December 2011

Running With Expanding Heart: Meeting God in Everyday Life, by Mary Reuter OSB, Liturgical Press, Collegeville USA, 2010

Reviewed by Sue Barker SGS

In this easy-to-read text, the author shares her own reflections on her everyday experiences as a means of exploring such Benedictine themes as: seeing the sacred in the ordinary, being awake, hospitality, stability, obedience, living contemplatively.

Her style is simple, her shared experiences homely. From her reflection on sharing the task of un-stacking the dishwasher to noticing the movements within her heart when she dropped a bottle of salad dressing, she humbly lets the reader into the less graced (as well as the more graced) corners of her own heart and allows us to perhaps recognise where our own life experiences and responses resonate with her own.

In most chapters, she combines anecdotes of daily experience with reference to Scripture and the Rule of Benedict.

I wonder to whom this little book might appeal.
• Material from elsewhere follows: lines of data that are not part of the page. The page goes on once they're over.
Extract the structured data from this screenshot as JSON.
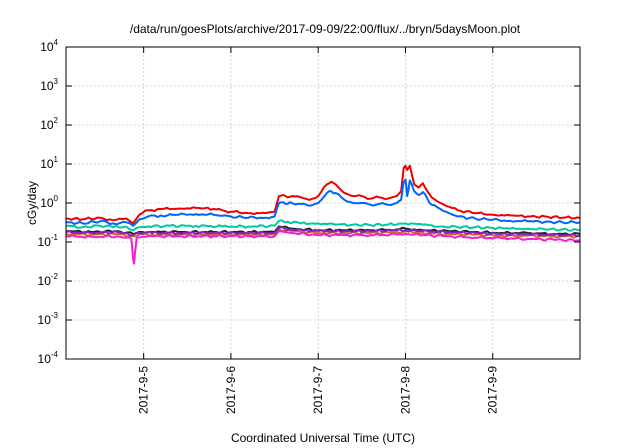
{
  "chart_data": {
    "type": "line",
    "title": "/data/run/goesPlots/archive/2017-09-09/22:00/flux/../bryn/5daysMoon.plot",
    "xlabel": "Coordinated Universal Time (UTC)",
    "ylabel": "cGy/day",
    "yscale": "log",
    "ylim": [
      0.0001,
      10000
    ],
    "xlim": [
      -0.89,
      5.0
    ],
    "yticks": [
      {
        "value": 0.0001,
        "base": "10",
        "exp": "-4"
      },
      {
        "value": 0.001,
        "base": "10",
        "exp": "-3"
      },
      {
        "value": 0.01,
        "base": "10",
        "exp": "-2"
      },
      {
        "value": 0.1,
        "base": "10",
        "exp": "-1"
      },
      {
        "value": 1,
        "base": "10",
        "exp": "0"
      },
      {
        "value": 10,
        "base": "10",
        "exp": "1"
      },
      {
        "value": 100,
        "base": "10",
        "exp": "2"
      },
      {
        "value": 1000,
        "base": "10",
        "exp": "3"
      },
      {
        "value": 10000,
        "base": "10",
        "exp": "4"
      }
    ],
    "xticks": [
      {
        "value": 0,
        "label": "2017-9-5"
      },
      {
        "value": 1,
        "label": "2017-9-6"
      },
      {
        "value": 2,
        "label": "2017-9-7"
      },
      {
        "value": 3,
        "label": "2017-9-8"
      },
      {
        "value": 4,
        "label": "2017-9-9"
      }
    ],
    "grid": true,
    "series": [
      {
        "color": "#ee0000",
        "x": [
          -0.89,
          -0.7,
          -0.5,
          -0.35,
          -0.2,
          -0.12,
          -0.05,
          0.05,
          0.2,
          0.4,
          0.6,
          0.8,
          0.9,
          1.0,
          1.2,
          1.4,
          1.5,
          1.55,
          1.6,
          1.65,
          1.7,
          1.8,
          1.9,
          2.0,
          2.1,
          2.15,
          2.2,
          2.3,
          2.4,
          2.5,
          2.6,
          2.7,
          2.8,
          2.9,
          2.95,
          2.98,
          3.0,
          3.02,
          3.05,
          3.1,
          3.15,
          3.2,
          3.25,
          3.3,
          3.4,
          3.5,
          3.6,
          3.8,
          4.0,
          4.2,
          4.4,
          4.6,
          4.8,
          5.0
        ],
        "y": [
          0.4,
          0.38,
          0.42,
          0.36,
          0.4,
          0.3,
          0.5,
          0.65,
          0.7,
          0.72,
          0.75,
          0.7,
          0.65,
          0.6,
          0.55,
          0.55,
          0.6,
          1.5,
          1.6,
          1.4,
          1.5,
          1.4,
          1.2,
          1.5,
          3.0,
          3.5,
          3.0,
          1.8,
          1.5,
          1.5,
          1.3,
          1.4,
          1.3,
          1.5,
          2.0,
          8.0,
          9.0,
          7.0,
          9.0,
          3.0,
          2.5,
          3.2,
          2.0,
          1.4,
          1.0,
          0.8,
          0.65,
          0.55,
          0.5,
          0.48,
          0.45,
          0.45,
          0.42,
          0.42
        ]
      },
      {
        "color": "#0064ff",
        "x": [
          -0.89,
          -0.7,
          -0.5,
          -0.35,
          -0.2,
          -0.12,
          -0.05,
          0.05,
          0.2,
          0.4,
          0.6,
          0.8,
          0.9,
          1.0,
          1.2,
          1.4,
          1.5,
          1.55,
          1.6,
          1.65,
          1.7,
          1.8,
          1.9,
          2.0,
          2.1,
          2.15,
          2.2,
          2.3,
          2.4,
          2.5,
          2.6,
          2.7,
          2.8,
          2.9,
          2.95,
          2.98,
          3.0,
          3.02,
          3.05,
          3.1,
          3.15,
          3.2,
          3.25,
          3.3,
          3.4,
          3.5,
          3.6,
          3.8,
          4.0,
          4.2,
          4.4,
          4.6,
          4.8,
          5.0
        ],
        "y": [
          0.32,
          0.3,
          0.34,
          0.3,
          0.32,
          0.26,
          0.38,
          0.45,
          0.48,
          0.5,
          0.52,
          0.5,
          0.47,
          0.45,
          0.42,
          0.42,
          0.45,
          1.0,
          1.05,
          0.95,
          1.0,
          0.95,
          0.85,
          1.0,
          1.8,
          2.0,
          1.8,
          1.2,
          1.0,
          1.0,
          0.9,
          0.95,
          0.9,
          1.0,
          1.2,
          3.5,
          4.0,
          1.5,
          3.8,
          2.0,
          1.6,
          1.9,
          1.3,
          0.9,
          0.7,
          0.55,
          0.45,
          0.4,
          0.37,
          0.35,
          0.34,
          0.33,
          0.32,
          0.32
        ]
      },
      {
        "color": "#00c8a0",
        "x": [
          -0.89,
          -0.7,
          -0.5,
          -0.35,
          -0.2,
          -0.12,
          -0.05,
          0.05,
          0.3,
          0.6,
          0.9,
          1.2,
          1.5,
          1.55,
          1.65,
          1.8,
          2.0,
          2.2,
          2.4,
          2.6,
          2.8,
          3.0,
          3.2,
          3.4,
          3.6,
          3.8,
          4.0,
          4.2,
          4.4,
          4.6,
          4.8,
          5.0
        ],
        "y": [
          0.26,
          0.24,
          0.26,
          0.24,
          0.25,
          0.2,
          0.24,
          0.25,
          0.26,
          0.26,
          0.25,
          0.25,
          0.26,
          0.35,
          0.33,
          0.3,
          0.3,
          0.28,
          0.28,
          0.27,
          0.28,
          0.3,
          0.28,
          0.25,
          0.24,
          0.24,
          0.23,
          0.22,
          0.22,
          0.21,
          0.21,
          0.2
        ]
      },
      {
        "color": "#222222",
        "x": [
          -0.89,
          -0.6,
          -0.3,
          -0.12,
          -0.05,
          0.1,
          0.4,
          0.8,
          1.2,
          1.5,
          1.55,
          1.7,
          2.0,
          2.3,
          2.6,
          2.9,
          3.0,
          3.2,
          3.5,
          3.8,
          4.1,
          4.4,
          4.7,
          5.0
        ],
        "y": [
          0.19,
          0.18,
          0.19,
          0.16,
          0.18,
          0.18,
          0.18,
          0.18,
          0.18,
          0.18,
          0.25,
          0.22,
          0.2,
          0.2,
          0.2,
          0.21,
          0.22,
          0.2,
          0.19,
          0.18,
          0.17,
          0.17,
          0.16,
          0.16
        ]
      },
      {
        "color": "#cc7020",
        "x": [
          -0.89,
          -0.6,
          -0.3,
          -0.12,
          -0.05,
          0.1,
          0.4,
          0.8,
          1.2,
          1.5,
          1.55,
          1.7,
          2.0,
          2.3,
          2.6,
          2.9,
          3.0,
          3.2,
          3.5,
          3.8,
          4.1,
          4.4,
          4.7,
          5.0
        ],
        "y": [
          0.16,
          0.155,
          0.16,
          0.14,
          0.155,
          0.155,
          0.155,
          0.155,
          0.155,
          0.155,
          0.21,
          0.19,
          0.17,
          0.17,
          0.17,
          0.18,
          0.185,
          0.17,
          0.16,
          0.155,
          0.145,
          0.145,
          0.14,
          0.14
        ]
      },
      {
        "color": "#8a20c8",
        "x": [
          -0.89,
          -0.6,
          -0.3,
          -0.12,
          -0.05,
          0.1,
          0.4,
          0.8,
          1.2,
          1.5,
          1.55,
          1.7,
          2.0,
          2.3,
          2.6,
          2.9,
          3.0,
          3.2,
          3.5,
          3.8,
          4.1,
          4.4,
          4.7,
          5.0
        ],
        "y": [
          0.18,
          0.17,
          0.18,
          0.15,
          0.17,
          0.17,
          0.17,
          0.17,
          0.17,
          0.17,
          0.23,
          0.21,
          0.19,
          0.19,
          0.19,
          0.2,
          0.2,
          0.19,
          0.18,
          0.17,
          0.16,
          0.16,
          0.15,
          0.15
        ]
      },
      {
        "color": "#f020d0",
        "x": [
          -0.89,
          -0.6,
          -0.3,
          -0.14,
          -0.12,
          -0.11,
          -0.1,
          -0.08,
          0.1,
          0.4,
          0.8,
          1.2,
          1.5,
          1.55,
          1.7,
          2.0,
          2.3,
          2.6,
          2.9,
          3.0,
          3.2,
          3.5,
          3.8,
          4.1,
          4.4,
          4.7,
          5.0
        ],
        "y": [
          0.14,
          0.135,
          0.14,
          0.12,
          0.035,
          0.028,
          0.05,
          0.13,
          0.14,
          0.14,
          0.14,
          0.14,
          0.14,
          0.19,
          0.17,
          0.15,
          0.15,
          0.15,
          0.155,
          0.16,
          0.15,
          0.14,
          0.13,
          0.125,
          0.12,
          0.115,
          0.11
        ]
      }
    ]
  }
}
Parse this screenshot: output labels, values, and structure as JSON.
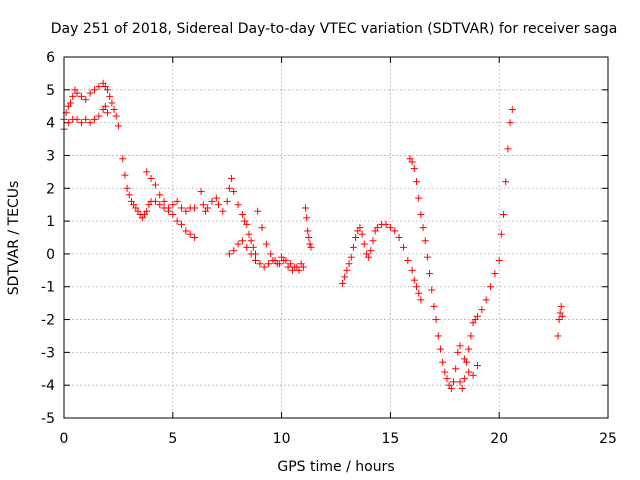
{
  "chart_data": {
    "type": "scatter",
    "title": "Day 251 of 2018, Sidereal Day-to-day VTEC variation (SDTVAR) for receiver saga",
    "xlabel": "GPS time / hours",
    "ylabel": "SDTVAR / TECUs",
    "xlim": [
      0,
      25
    ],
    "ylim": [
      -5,
      6
    ],
    "xticks": [
      0,
      5,
      10,
      15,
      20,
      25
    ],
    "yticks": [
      -5,
      -4,
      -3,
      -2,
      -1,
      0,
      1,
      2,
      3,
      4,
      5,
      6
    ],
    "grid": true,
    "marker": "+",
    "color": "#ff0000",
    "series": [
      {
        "x": [
          0.0,
          0.1,
          0.2,
          0.3,
          0.4,
          0.5,
          0.6,
          0.8,
          1.0,
          1.2,
          1.4,
          1.6,
          1.8,
          1.9,
          2.0,
          2.1,
          2.2,
          2.3,
          2.4,
          2.5,
          0.0,
          0.2,
          0.4,
          0.6,
          0.8,
          1.0,
          1.2,
          1.4,
          1.6,
          1.8,
          1.9,
          2.0,
          2.7,
          2.8,
          2.9,
          3.0,
          3.1,
          3.2,
          3.3,
          3.4,
          3.5,
          3.6,
          3.7,
          3.8,
          3.9,
          4.0,
          4.2,
          4.4,
          4.6,
          4.8,
          5.0,
          5.2,
          5.4,
          5.6,
          5.8,
          6.0,
          3.8,
          4.0,
          4.2,
          4.4,
          4.6,
          4.8,
          5.0,
          5.2,
          5.4,
          5.6,
          5.8,
          6.0,
          6.3,
          6.4,
          6.5,
          6.6,
          6.8,
          7.0,
          7.1,
          7.3,
          7.5,
          7.6,
          7.7,
          7.8,
          8.0,
          8.2,
          8.3,
          8.4,
          8.5,
          8.6,
          8.7,
          8.8,
          7.6,
          7.8,
          8.0,
          8.2,
          8.4,
          8.6,
          8.8,
          9.0,
          9.2,
          9.4,
          9.6,
          9.8,
          10.0,
          10.2,
          10.4,
          10.6,
          10.8,
          11.0,
          8.9,
          9.1,
          9.3,
          9.5,
          9.7,
          9.9,
          10.1,
          10.3,
          10.5,
          10.7,
          10.9,
          11.1,
          11.15,
          11.2,
          11.25,
          11.3,
          11.35,
          12.8,
          12.9,
          13.0,
          13.1,
          13.2,
          13.3,
          13.4,
          13.5,
          13.6,
          13.7,
          13.8,
          13.9,
          14.0,
          14.1,
          14.2,
          14.3,
          14.4,
          14.6,
          14.8,
          15.0,
          15.2,
          15.4,
          15.6,
          15.8,
          16.0,
          16.1,
          16.2,
          16.3,
          16.4,
          15.9,
          16.0,
          16.1,
          16.2,
          16.3,
          16.4,
          16.5,
          16.6,
          16.7,
          16.8,
          16.9,
          17.0,
          17.1,
          17.2,
          17.3,
          17.4,
          17.5,
          17.6,
          17.7,
          17.8,
          17.9,
          18.0,
          18.1,
          18.2,
          18.3,
          18.4,
          18.5,
          18.6,
          18.7,
          18.8,
          18.9,
          19.0,
          19.2,
          19.4,
          19.6,
          19.8,
          20.0,
          20.1,
          20.2,
          20.3,
          20.4,
          20.5,
          20.6,
          18.2,
          18.4,
          18.6,
          18.8,
          19.0,
          22.7,
          22.75,
          22.8,
          22.85,
          22.9,
          22.75
        ],
        "y": [
          4.1,
          4.3,
          4.5,
          4.6,
          4.8,
          5.0,
          4.9,
          4.8,
          4.7,
          4.9,
          5.0,
          5.1,
          5.2,
          5.1,
          5.0,
          4.8,
          4.6,
          4.4,
          4.2,
          3.9,
          3.8,
          4.0,
          4.1,
          4.1,
          4.0,
          4.1,
          4.0,
          4.1,
          4.2,
          4.4,
          4.5,
          4.3,
          2.9,
          2.4,
          2.0,
          1.8,
          1.6,
          1.5,
          1.4,
          1.3,
          1.2,
          1.1,
          1.2,
          1.3,
          1.5,
          1.6,
          1.6,
          1.5,
          1.4,
          1.3,
          1.5,
          1.6,
          1.4,
          1.3,
          1.4,
          1.4,
          2.5,
          2.3,
          2.1,
          1.8,
          1.6,
          1.4,
          1.2,
          1.0,
          0.9,
          0.7,
          0.6,
          0.5,
          1.9,
          1.5,
          1.3,
          1.4,
          1.6,
          1.7,
          1.5,
          1.3,
          1.6,
          2.0,
          2.3,
          1.9,
          1.5,
          1.2,
          1.0,
          0.9,
          0.6,
          0.4,
          0.2,
          0.0,
          0.0,
          0.1,
          0.3,
          0.4,
          0.2,
          0.0,
          -0.2,
          -0.3,
          -0.4,
          -0.3,
          -0.2,
          -0.3,
          -0.1,
          -0.2,
          -0.3,
          -0.4,
          -0.5,
          -0.4,
          1.3,
          0.8,
          0.3,
          0.0,
          -0.2,
          -0.3,
          -0.2,
          -0.4,
          -0.5,
          -0.4,
          -0.3,
          1.4,
          1.1,
          0.7,
          0.5,
          0.3,
          0.2,
          -0.9,
          -0.7,
          -0.5,
          -0.3,
          -0.1,
          0.2,
          0.5,
          0.7,
          0.8,
          0.6,
          0.3,
          0.0,
          -0.1,
          0.1,
          0.4,
          0.7,
          0.8,
          0.9,
          0.9,
          0.8,
          0.7,
          0.5,
          0.2,
          -0.2,
          -0.5,
          -0.8,
          -1.0,
          -1.2,
          -1.4,
          2.9,
          2.8,
          2.6,
          2.2,
          1.7,
          1.2,
          0.8,
          0.4,
          -0.1,
          -0.6,
          -1.1,
          -1.6,
          -2.0,
          -2.5,
          -2.9,
          -3.3,
          -3.6,
          -3.8,
          -4.0,
          -4.1,
          -3.9,
          -3.5,
          -3.0,
          -3.9,
          -4.1,
          -3.8,
          -3.3,
          -2.9,
          -2.5,
          -2.1,
          -2.0,
          -1.9,
          -1.7,
          -1.4,
          -1.0,
          -0.6,
          -0.2,
          0.6,
          1.2,
          2.2,
          3.2,
          4.0,
          4.4,
          -2.8,
          -3.2,
          -3.6,
          -3.7,
          -3.4,
          -2.5,
          -2.0,
          -1.8,
          -1.6,
          -1.9,
          -2.0
        ]
      }
    ]
  }
}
Perhaps a book group looking for a gentle introduction to the spirit of the Rule of Benedict might be engaged by this author, or those stimulated by her anecdotes to find God in their own life experiences. For those unfamiliar with the Rule, there is only brief comment on Benedict’s teaching, and there is almost an assumption that the reader is familiar with such concepts and practices as stability and lectio divina.

Perhaps the comment on the cover of the book gives the best guide to this book’s appeal: maybe through the author’s writing “readers will also take up the practice of looking for God in unexpected places”.